I think nowhere there is a tax where more than what you are paying to the exchange as a transaction cost you are paying by way of tax and this tax is basically not necessary.

Sonia: Can you give us a sense of how much the volumes have fallen because of the imposition of CTT? 

A: Yes, I can give you a very clear sense. In financial year 2011-12 and 2012-13 and as well as prior to CTT imposition i.e. 2013-14 the volume in MCX – I can tell you about MCX because almost 100 percent volume in base metal bullion and energy takes place in MCX. It was in the range of 52,000 to 55,000 crore per day on single side which after imposition of CTT was reduced to about 30,000 crore. So you can understand how much volume fall has taken place and after that there was National Spot Exchange Limited (NSEL) problem and that is a different issue. So, those volumes fall which was due to NSEL issue has come back. Now we are again having same market share, but you see in agri commodities there is no CTT. Even then there is not much increase in agri commodity volume because you know there are lakh of SMEs and as far as our gold contract is concerned you ask anybody even a small jeweller to the biggest jeweller or exporter in jewellery they hedge on our exchange.

Latha: Any other expectations, have you had conversation with the ministry. You have seen the movement of FMC to the finance ministry from the consumer affairs ministry and now possibly the eventual merger into Securities and Exchange Board of India (SEBI) as well. Is the longer term terrain in which you fight much cleaner now. Are you expecting therefore better business?

A: There are two issues. One issue is very relevant which is most necessary. As per the Nelson report prior to CTT it says that the ‘dabba trading’ or bucket shops volume is three times of the official volume in the exchanges and this bucket shops or dabba trading is all illegal trades. It happens in cash with no audit trail. So it is one of the biggest damage the country has because it is all black money transaction and after imposition of CTT because the cost of transaction has increased as per the market sources it is now about 10 times of the exchange volume. 

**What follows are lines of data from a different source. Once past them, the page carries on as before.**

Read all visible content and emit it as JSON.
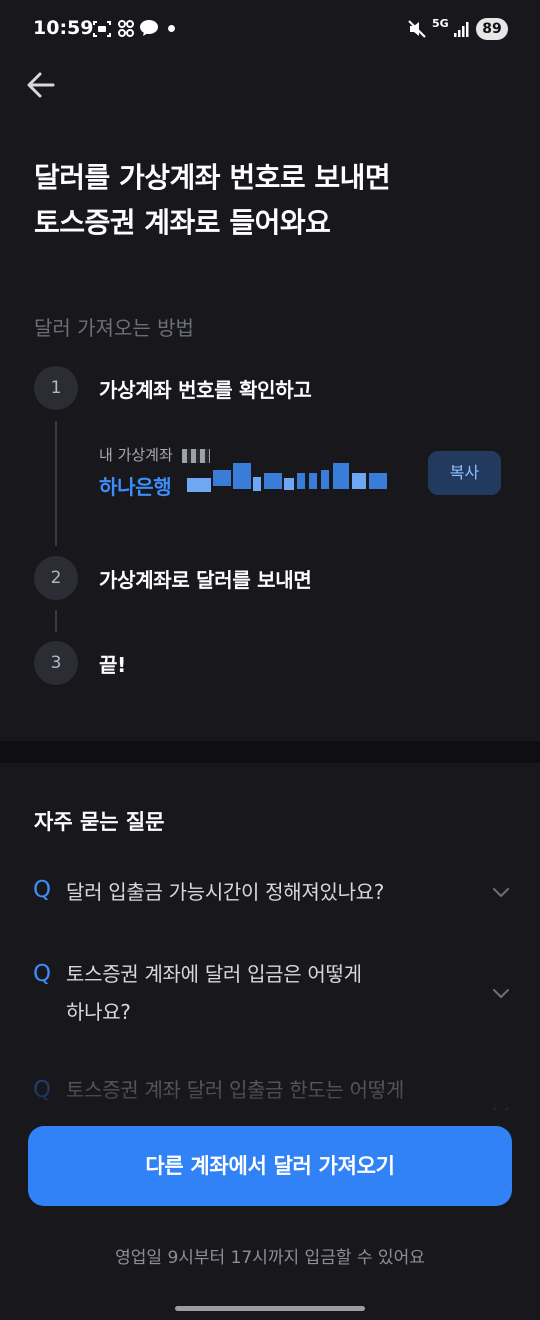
{
  "status_bar": {
    "time": "10:59",
    "battery": "89",
    "network": "5G"
  },
  "header": {
    "back_icon": "arrow-left-icon"
  },
  "title": {
    "line1": "달러를 가상계좌 번호로 보내면",
    "line2": "토스증권 계좌로 들어와요"
  },
  "how_to": {
    "label": "달러 가져오는 방법",
    "steps": [
      {
        "num": "1",
        "text": "가상계좌 번호를 확인하고"
      },
      {
        "num": "2",
        "text": "가상계좌로 달러를 보내면"
      },
      {
        "num": "3",
        "text": "끝!"
      }
    ],
    "account_caption": "내 가상계좌",
    "account_bank": "하나은행",
    "copy_label": "복사"
  },
  "faq": {
    "title": "자주 묻는 질문",
    "q_mark": "Q",
    "items": [
      {
        "text": "달러 입출금 가능시간이 정해져있나요?"
      },
      {
        "line1": "토스증권 계좌에 달러 입금은 어떻게",
        "line2": "하나요?"
      },
      {
        "text": "토스증권 계좌 달러 입출금 한도는 어떻게"
      }
    ]
  },
  "cta": {
    "label": "다른 계좌에서 달러 가져오기"
  },
  "footer_note": "영업일 9시부터 17시까지 입금할 수 있어요",
  "colors": {
    "background": "#17171c",
    "accent": "#3182f6",
    "link_blue": "#3d8dfa"
  }
}
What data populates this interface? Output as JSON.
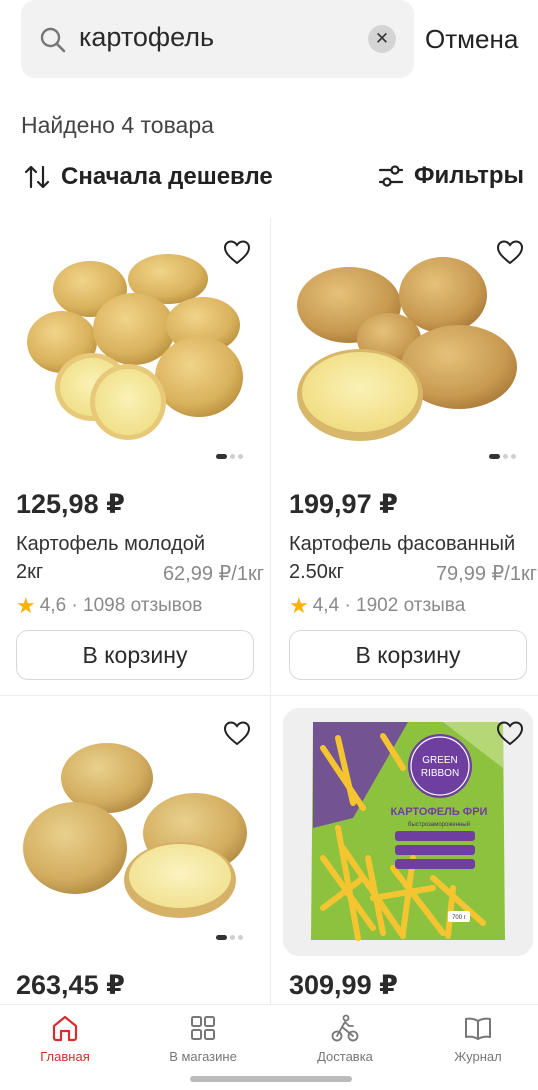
{
  "search": {
    "query": "картофель",
    "cancel_label": "Отмена"
  },
  "results": {
    "found_text": "Найдено 4 товара"
  },
  "toolbar": {
    "sort_label": "Сначала дешевле",
    "filters_label": "Фильтры"
  },
  "products": [
    {
      "price": "125,98 ₽",
      "name": "Картофель молодой",
      "weight": "2кг",
      "unit_price": "62,99 ₽/1кг",
      "rating": "4,6",
      "reviews": "· 1098 отзывов",
      "cart_label": "В корзину"
    },
    {
      "price": "199,97 ₽",
      "name": "Картофель фасованный",
      "weight": "2.50кг",
      "unit_price": "79,99 ₽/1кг",
      "rating": "4,4",
      "reviews": "· 1902 отзыва",
      "cart_label": "В корзину"
    },
    {
      "price": "263,45 ₽"
    },
    {
      "price": "309,99 ₽",
      "package": {
        "brand_line1": "GREEN",
        "brand_line2": "RIBBON",
        "title": "КАРТОФЕЛЬ ФРИ",
        "subtitle": "быстрозамороженный",
        "weight": "700 г"
      }
    }
  ],
  "bottom_nav": {
    "items": [
      {
        "label": "Главная",
        "icon": "home-icon",
        "active": true
      },
      {
        "label": "В магазине",
        "icon": "grid-icon",
        "active": false
      },
      {
        "label": "Доставка",
        "icon": "courier-icon",
        "active": false
      },
      {
        "label": "Журнал",
        "icon": "book-icon",
        "active": false
      }
    ]
  },
  "colors": {
    "accent": "#d62d2d",
    "star": "#f6b400",
    "search_bg": "#f2f2f2",
    "card_bg": "#f0efef"
  }
}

So, FMC presently in the present avatar does not have any infrastructure, they don’t have manpower, they don’t have any raid and panel provisions to take action against the dabba traders. So the biggest benefit in case the merger of FMC with SEBI takes place then that power will come, but I have my own doubts about whether the merger will be helpful because commodity basically other than gold all the other commodities are consumable and it is not asset class. Base metal is consumable, energy is consumable.

So basically I don’t think SEBI has a bandwidth or the merger will be the right step but at least if nothing is happening, people make compromise. They think, if FCR is not passed at least it is better that the regulator will have a strong panel action. 

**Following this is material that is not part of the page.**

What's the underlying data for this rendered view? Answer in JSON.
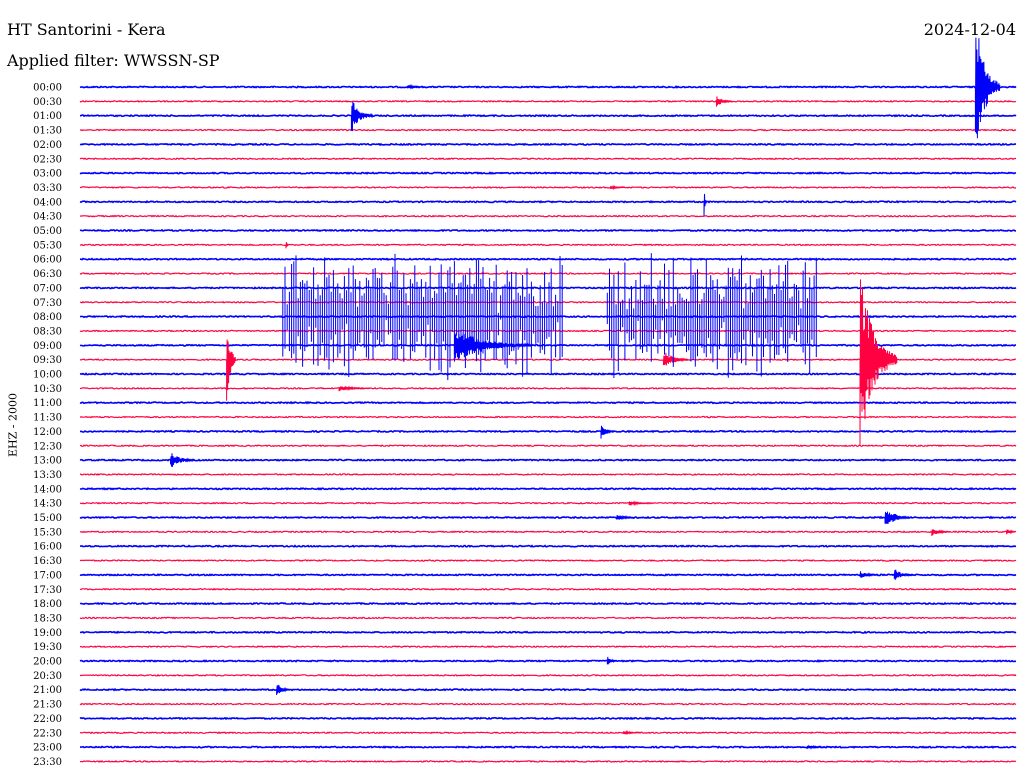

However, one thing I fully agree that shifting of FMC from the ministry of consumer affair to the Finance Minister was a very positive step and it was basically because finance ministry that way is more responsive and I am not saying that consumer affair ministry was not responsible but the point is finance ministry is more clear about what is happening abroad in the commodity futures trade or securities market, so they are more updated.